アメリカの言語学者ベンジャミン・リー・ウォーフ(Benjamin Lee Whorf)は、師であるエドワード・サピア(Edward Sapir)とともに「言語がその人の考え方に影響する」とする「サピア・ウォーフの仮説」を立てました。これは、話者が話す言語がその人の考え方に影響を及ぼす、言語の構造がその人の世界の認識の仕方に影響を与えるという考えで「言語相対性仮説(言語相対論)」とも呼ばれています。この仮説によれば、異なる言葉を話すことはその人の認識や行動を本質的に変えるとされていますが、この仮説に対する意見は分かれ、現在認知科学は長年この仮説をはねつけてきました。しかし、言語が話者に及ぼす影響についての疑問に対する満足な答えはまだ見つかっていません。

話者が受ける影響は言語に起因するものか、あるいは文化に起因するものか

80年代には、イスラエル、アメリカ、フィンランドの2歳児と3歳児の男女のアイデンティティの発達を比較する研究(Guiora, Beit-Hallahmi, Fried, and Yoder, 1982)が行われ、「母国語による性区別と性自認の獲得には直接的な関係がある」ことを示すとの結果が示されました。対象となった子供たちの母国語の文法的な特徴が性認識の発達に影響を与えていると考えられたのです。

別の研究(Boroditsky、Schmidt、Phillips、2002)では、英語に堪能なスペイン語のネイティブスピーカーとドイツ語のネイティブスピーカーに、無生物で性的に中立な(性区別のない)物を英語で説明するように求めた結果、母語の文法上の性に関連する形容詞に対して明確な好みが示されました。1つの単語を(英語で)説明する形容詞の選択に、母語の性差(男性名詞・女性名詞の違い)に関連づけられる語句を選択する傾向が顕著に見られたことから、母語の性差が思考に影響を与えていることを示したと言えます。

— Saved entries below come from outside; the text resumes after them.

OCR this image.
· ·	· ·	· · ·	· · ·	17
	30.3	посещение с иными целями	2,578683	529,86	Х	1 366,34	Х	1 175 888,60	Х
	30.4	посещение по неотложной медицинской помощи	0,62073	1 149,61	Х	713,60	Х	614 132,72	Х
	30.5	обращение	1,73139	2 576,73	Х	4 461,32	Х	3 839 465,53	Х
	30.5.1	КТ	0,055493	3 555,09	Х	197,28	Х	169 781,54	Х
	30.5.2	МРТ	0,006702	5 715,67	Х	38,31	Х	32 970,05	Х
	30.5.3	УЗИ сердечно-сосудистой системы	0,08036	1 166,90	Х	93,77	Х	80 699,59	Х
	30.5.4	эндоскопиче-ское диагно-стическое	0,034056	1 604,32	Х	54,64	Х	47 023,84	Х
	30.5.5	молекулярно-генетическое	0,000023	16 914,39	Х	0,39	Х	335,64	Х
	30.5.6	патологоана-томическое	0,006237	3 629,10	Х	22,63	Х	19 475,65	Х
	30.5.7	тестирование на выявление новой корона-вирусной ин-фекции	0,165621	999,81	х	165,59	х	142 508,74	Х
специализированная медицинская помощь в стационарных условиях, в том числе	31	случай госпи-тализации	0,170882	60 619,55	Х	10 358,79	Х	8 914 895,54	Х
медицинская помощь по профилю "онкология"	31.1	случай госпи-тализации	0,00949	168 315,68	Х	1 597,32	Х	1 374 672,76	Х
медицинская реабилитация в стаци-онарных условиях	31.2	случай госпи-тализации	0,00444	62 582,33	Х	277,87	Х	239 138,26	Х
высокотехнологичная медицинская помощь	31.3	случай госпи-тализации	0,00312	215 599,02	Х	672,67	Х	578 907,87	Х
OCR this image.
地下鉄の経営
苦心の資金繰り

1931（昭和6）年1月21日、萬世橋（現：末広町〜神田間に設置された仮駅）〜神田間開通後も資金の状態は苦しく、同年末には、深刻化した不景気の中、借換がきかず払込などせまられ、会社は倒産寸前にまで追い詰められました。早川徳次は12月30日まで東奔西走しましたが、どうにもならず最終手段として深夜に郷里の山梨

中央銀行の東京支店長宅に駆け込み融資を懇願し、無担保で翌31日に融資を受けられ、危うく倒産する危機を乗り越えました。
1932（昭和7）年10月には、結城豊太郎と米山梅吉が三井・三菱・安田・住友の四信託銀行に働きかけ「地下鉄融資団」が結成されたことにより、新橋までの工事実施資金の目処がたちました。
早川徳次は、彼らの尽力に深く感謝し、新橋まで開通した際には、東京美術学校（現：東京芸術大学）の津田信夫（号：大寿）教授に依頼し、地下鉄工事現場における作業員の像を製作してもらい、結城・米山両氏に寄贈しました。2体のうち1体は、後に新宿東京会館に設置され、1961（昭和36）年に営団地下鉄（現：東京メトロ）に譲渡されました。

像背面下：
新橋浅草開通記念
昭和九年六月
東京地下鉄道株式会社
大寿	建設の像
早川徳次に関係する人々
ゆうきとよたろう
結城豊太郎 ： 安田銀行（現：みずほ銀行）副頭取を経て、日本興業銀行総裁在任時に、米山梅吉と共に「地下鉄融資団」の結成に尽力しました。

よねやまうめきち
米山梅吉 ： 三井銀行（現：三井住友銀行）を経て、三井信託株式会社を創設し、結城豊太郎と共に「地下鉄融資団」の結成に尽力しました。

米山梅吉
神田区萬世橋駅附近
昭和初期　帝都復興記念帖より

しかし、この研究では言語的な影響なのか、文化的な認識の違いによる影響なのかは明らかになっていません。Boroditskyらは文化的影響を排除するため、架空の言語を作った上で無生物対象物に対する形容詞を選択する追加の研究を行い、学習した言語上の文法的性差と選択する形容詞には一貫性が好まれることを確認しました。これらの実験で示されたように、言語における文法上の性差が思考になんらかの影響を与えていることが明らかではあるものの、どのように、どの程度の影響を受けているのかの判断、さらに言語の影響と文化の影響の見極めには、さらなる研究が必要そうです。

言語と社会の関係

日本語の性差は、「男ことば・女ことば」と呼ばれるように言葉遣いにも表れるので、日本語を学ぶ外国人にとっては頭が痛いかもしれません。最近の話し言葉では性差が曖昧になっているようにも見受けられますが、言語と話者の思考様式、コミュニケーションパターンには関係があると主張する研究者もいるので、言語、特に母語における性差による影響は無視できないものでしょう。言語の性差はそれぞれの社会的な役割や社会のあり様を映し出すものでもあるため、言語の変化は社会にも相互作用を与えると考えられます。社会における男女の平等意識が定着している一方で、日本語を含む多くの言語で性差による文法的な違いや表現、言葉遣いの違いが存在すること、さらに、言語は多様であり個々の言語はそれぞれに関連する文化の特徴を反映したものであることを踏まえておく必要があるのです。